Descrição
O termo "cimbro" é a italianização da palavra zimbarpela qual os cimbri chamam seu idioma. Apesar do homônimo, não há relação entre o povo cimbriano de Luserna e os povos romanos conhecidos como cimbri, que desceram para a Itália vindos da atual Dinamarca e foram derrotados em 101 a.C. pelo exército do cônsul G. Marius em Campi Raudi.
A origem dessa ilha linguística está, na verdade, nas migrações dos colonos bávaros que, na década entre 1053 e 1063, deixaram as terras do Mosteiro Beneditino de Benediktbeuern, na Baviera, hoje pertencente aos salesianos, para escapar da fome, estabelecendo-se primeiro nos futuros 13 municípios veroneses nas Montanhas Lessini (Azzarino, Badia Calavena, Bosco Chiesanuova, Camposilvano, Cerro, Erbezzo, Roveré Veronese, San Bartolomeo, San Mauro di Saline, Selva di Progno, Tavernole, Valdiporro, Velo Veronese), depois se expandiram para os sete municípios de Vicenza (Asiago, Lusiana-Conco, Enego, Roana, Rotzo, Gallio e Foza) e colonizaram a Folgaria e o planalto de Lavarone em 1216, com a autorização do príncipe-bispo de Trento Friedrich von Wangen. Em uma onda subsequente de colonização, algumas famílias foram para Luserna e se estabeleceram lá permanentemente.

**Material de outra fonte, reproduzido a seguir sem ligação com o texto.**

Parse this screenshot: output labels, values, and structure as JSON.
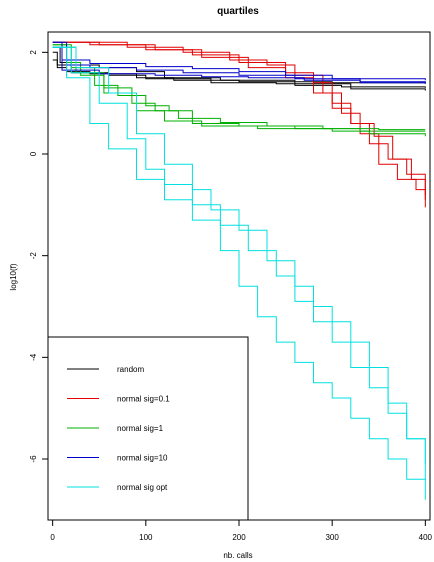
{
  "chart_data": {
    "type": "line",
    "title": "quartiles",
    "xlabel": "nb. calls",
    "ylabel": "log10(f)",
    "xlim": [
      -5,
      405
    ],
    "ylim": [
      -7.2,
      2.4
    ],
    "x_ticks": [
      0,
      100,
      200,
      300,
      400
    ],
    "y_ticks": [
      2,
      0,
      -2,
      -4,
      -6
    ],
    "grid": false,
    "legend_position": "bottom-left",
    "series": [
      {
        "name": "random",
        "color": "#000000",
        "curves": [
          [
            [
              0,
              1.85
            ],
            [
              5,
              1.7
            ],
            [
              15,
              1.62
            ],
            [
              40,
              1.58
            ],
            [
              90,
              1.5
            ],
            [
              130,
              1.45
            ],
            [
              200,
              1.42
            ],
            [
              300,
              1.4
            ],
            [
              400,
              1.38
            ]
          ],
          [
            [
              0,
              2.1
            ],
            [
              8,
              1.8
            ],
            [
              20,
              1.75
            ],
            [
              50,
              1.7
            ],
            [
              90,
              1.62
            ],
            [
              120,
              1.5
            ],
            [
              180,
              1.45
            ],
            [
              260,
              1.35
            ],
            [
              310,
              1.32
            ],
            [
              400,
              1.3
            ]
          ],
          [
            [
              0,
              2.0
            ],
            [
              5,
              1.75
            ],
            [
              20,
              1.6
            ],
            [
              60,
              1.55
            ],
            [
              100,
              1.48
            ],
            [
              170,
              1.4
            ],
            [
              240,
              1.38
            ],
            [
              320,
              1.28
            ],
            [
              400,
              1.25
            ]
          ]
        ]
      },
      {
        "name": "normal sig=0.1",
        "color": "#e00000",
        "curves": [
          [
            [
              0,
              2.2
            ],
            [
              40,
              2.15
            ],
            [
              100,
              2.05
            ],
            [
              150,
              1.95
            ],
            [
              200,
              1.8
            ],
            [
              250,
              1.6
            ],
            [
              280,
              1.4
            ],
            [
              300,
              1.0
            ],
            [
              320,
              0.6
            ],
            [
              340,
              0.2
            ],
            [
              360,
              -0.1
            ],
            [
              380,
              -0.4
            ],
            [
              400,
              -0.8
            ]
          ],
          [
            [
              0,
              2.2
            ],
            [
              30,
              2.2
            ],
            [
              80,
              2.1
            ],
            [
              140,
              2.0
            ],
            [
              190,
              1.85
            ],
            [
              230,
              1.75
            ],
            [
              260,
              1.55
            ],
            [
              290,
              1.2
            ],
            [
              310,
              0.8
            ],
            [
              330,
              0.4
            ],
            [
              350,
              -0.2
            ],
            [
              370,
              -0.5
            ],
            [
              390,
              -0.7
            ],
            [
              400,
              -1.05
            ]
          ],
          [
            [
              0,
              2.2
            ],
            [
              50,
              2.15
            ],
            [
              110,
              2.05
            ],
            [
              160,
              1.9
            ],
            [
              210,
              1.7
            ],
            [
              250,
              1.5
            ],
            [
              280,
              1.2
            ],
            [
              300,
              0.9
            ],
            [
              320,
              0.6
            ],
            [
              345,
              0.35
            ],
            [
              365,
              -0.1
            ],
            [
              385,
              -0.5
            ],
            [
              400,
              -0.9
            ]
          ]
        ]
      },
      {
        "name": "normal sig=1",
        "color": "#00b000",
        "curves": [
          [
            [
              0,
              2.15
            ],
            [
              15,
              1.8
            ],
            [
              30,
              1.55
            ],
            [
              55,
              1.3
            ],
            [
              85,
              1.0
            ],
            [
              110,
              0.85
            ],
            [
              135,
              0.7
            ],
            [
              150,
              0.6
            ],
            [
              200,
              0.55
            ],
            [
              260,
              0.5
            ],
            [
              330,
              0.45
            ],
            [
              400,
              0.45
            ]
          ],
          [
            [
              0,
              2.15
            ],
            [
              20,
              1.7
            ],
            [
              45,
              1.35
            ],
            [
              70,
              1.15
            ],
            [
              100,
              0.95
            ],
            [
              125,
              0.85
            ],
            [
              150,
              0.7
            ],
            [
              180,
              0.62
            ],
            [
              230,
              0.55
            ],
            [
              290,
              0.5
            ],
            [
              350,
              0.48
            ],
            [
              400,
              0.48
            ]
          ],
          [
            [
              0,
              2.1
            ],
            [
              25,
              1.6
            ],
            [
              55,
              1.2
            ],
            [
              90,
              0.85
            ],
            [
              120,
              0.65
            ],
            [
              160,
              0.55
            ],
            [
              220,
              0.5
            ],
            [
              300,
              0.45
            ],
            [
              340,
              0.4
            ],
            [
              400,
              0.35
            ]
          ]
        ]
      },
      {
        "name": "normal sig=10",
        "color": "#0000cc",
        "curves": [
          [
            [
              0,
              2.2
            ],
            [
              10,
              1.85
            ],
            [
              40,
              1.78
            ],
            [
              100,
              1.72
            ],
            [
              150,
              1.68
            ],
            [
              200,
              1.62
            ],
            [
              250,
              1.55
            ],
            [
              300,
              1.48
            ],
            [
              400,
              1.45
            ]
          ],
          [
            [
              0,
              2.2
            ],
            [
              15,
              1.75
            ],
            [
              40,
              1.7
            ],
            [
              90,
              1.65
            ],
            [
              140,
              1.6
            ],
            [
              200,
              1.55
            ],
            [
              260,
              1.48
            ],
            [
              330,
              1.42
            ],
            [
              400,
              1.4
            ]
          ],
          [
            [
              0,
              2.1
            ],
            [
              10,
              1.65
            ],
            [
              50,
              1.58
            ],
            [
              110,
              1.55
            ],
            [
              160,
              1.52
            ],
            [
              210,
              1.5
            ],
            [
              270,
              1.45
            ],
            [
              330,
              1.4
            ],
            [
              400,
              1.38
            ]
          ]
        ]
      },
      {
        "name": "normal sig opt",
        "color": "#00e0e0",
        "curves": [
          [
            [
              0,
              2.1
            ],
            [
              20,
              1.6
            ],
            [
              50,
              1.0
            ],
            [
              80,
              0.3
            ],
            [
              100,
              -0.3
            ],
            [
              120,
              -0.6
            ],
            [
              150,
              -1.0
            ],
            [
              180,
              -1.4
            ],
            [
              210,
              -1.9
            ],
            [
              240,
              -2.4
            ],
            [
              260,
              -2.9
            ],
            [
              280,
              -3.3
            ],
            [
              300,
              -3.7
            ],
            [
              320,
              -4.2
            ],
            [
              340,
              -4.6
            ],
            [
              360,
              -5.1
            ],
            [
              380,
              -5.6
            ],
            [
              400,
              -6.1
            ]
          ],
          [
            [
              0,
              2.1
            ],
            [
              15,
              1.5
            ],
            [
              40,
              0.6
            ],
            [
              60,
              0.1
            ],
            [
              90,
              -0.5
            ],
            [
              120,
              -0.9
            ],
            [
              150,
              -1.3
            ],
            [
              180,
              -1.9
            ],
            [
              200,
              -2.6
            ],
            [
              220,
              -3.2
            ],
            [
              240,
              -3.7
            ],
            [
              260,
              -4.1
            ],
            [
              280,
              -4.5
            ],
            [
              300,
              -4.8
            ],
            [
              320,
              -5.2
            ],
            [
              340,
              -5.6
            ],
            [
              360,
              -6.0
            ],
            [
              380,
              -6.4
            ],
            [
              400,
              -6.8
            ]
          ],
          [
            [
              0,
              2.1
            ],
            [
              25,
              1.7
            ],
            [
              60,
              1.2
            ],
            [
              90,
              0.4
            ],
            [
              120,
              -0.2
            ],
            [
              150,
              -0.7
            ],
            [
              170,
              -1.1
            ],
            [
              200,
              -1.5
            ],
            [
              230,
              -2.1
            ],
            [
              260,
              -2.6
            ],
            [
              280,
              -3.0
            ],
            [
              300,
              -3.3
            ],
            [
              320,
              -3.7
            ],
            [
              340,
              -4.2
            ],
            [
              360,
              -4.9
            ],
            [
              380,
              -5.6
            ],
            [
              400,
              -6.4
            ]
          ]
        ]
      }
    ]
  }
}
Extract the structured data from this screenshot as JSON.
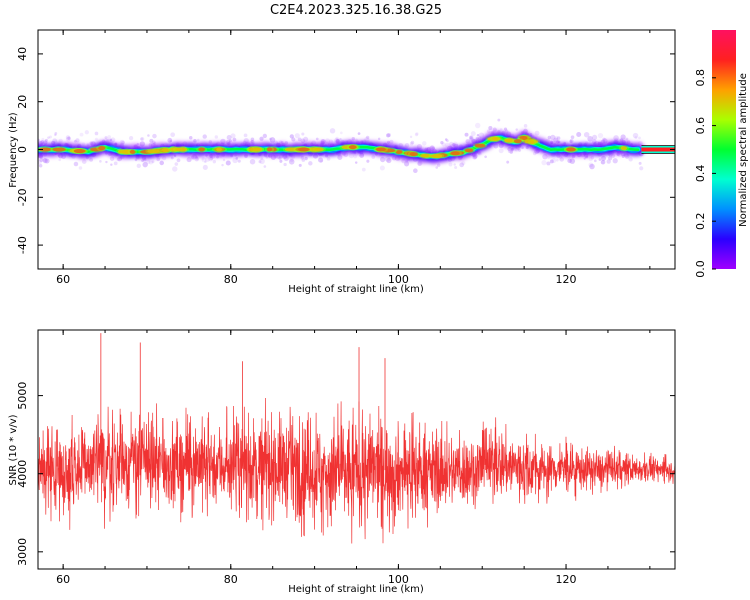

E, finalmente, no início do século XVIII, o momento de máxima expansão da língua cimbriana, que atingiu um número de cerca de 20.000 falantes, houve uma migração do povo cimbriano do Planalto de Asiago para a Planície de Cansiglio, nos Pré-Alpes de Belluno.
Apesar de sua ampla variedade histórica, a língua cimbriana sobreviveu até hoje apenas em Luserna, enquanto está praticamente extinta em outras áreas do planalto e nas províncias de Verona, Vicenza e Belluno.
Luserna atingiu seu pico demográfico no início do século XX, com mais de mil habitantes; os anos seguintes foram marcados por uma sucessão dramática de eventos que condicionaram fortemente a vida da minoria cimbriana. A guerra de 1915-1918 viu as Terras Altas e Luserna como linha de fronteira e frente militar, e forçou os moradores a evacuarem para a Boêmia. No final da década de 1930, como aconteceu com a população do sul do Tirol, os luserneses receberam uma opção, ou seja, a renúncia de suas propriedades, em troca de se mudarem para a Alemanha nazista e adquirirem a cidadania alemã. No período pós-guerra, foi a emigração para trabalho e estudo que prejudicou a sobrevivência da comunidade, que hoje conta com pouco menos de trezentos habitantes.
O vínculo que ainda hoje une os habitantes de Luserna com os cimbrianos que emigraram para vários lugares no Trentino e no Tirol histórico, os chamados "oriundi", que se reúnem periodicamente na cidade de origem, é muito forte.
Para saber mais sobre a minoria cimbriana
Pesquisas estatísticas sobre a minoria linguística cimbriana
O último censo demográfico realizado em 2021 produziu dados positivos, com 1.111 cimbri vivendo na província de Trento.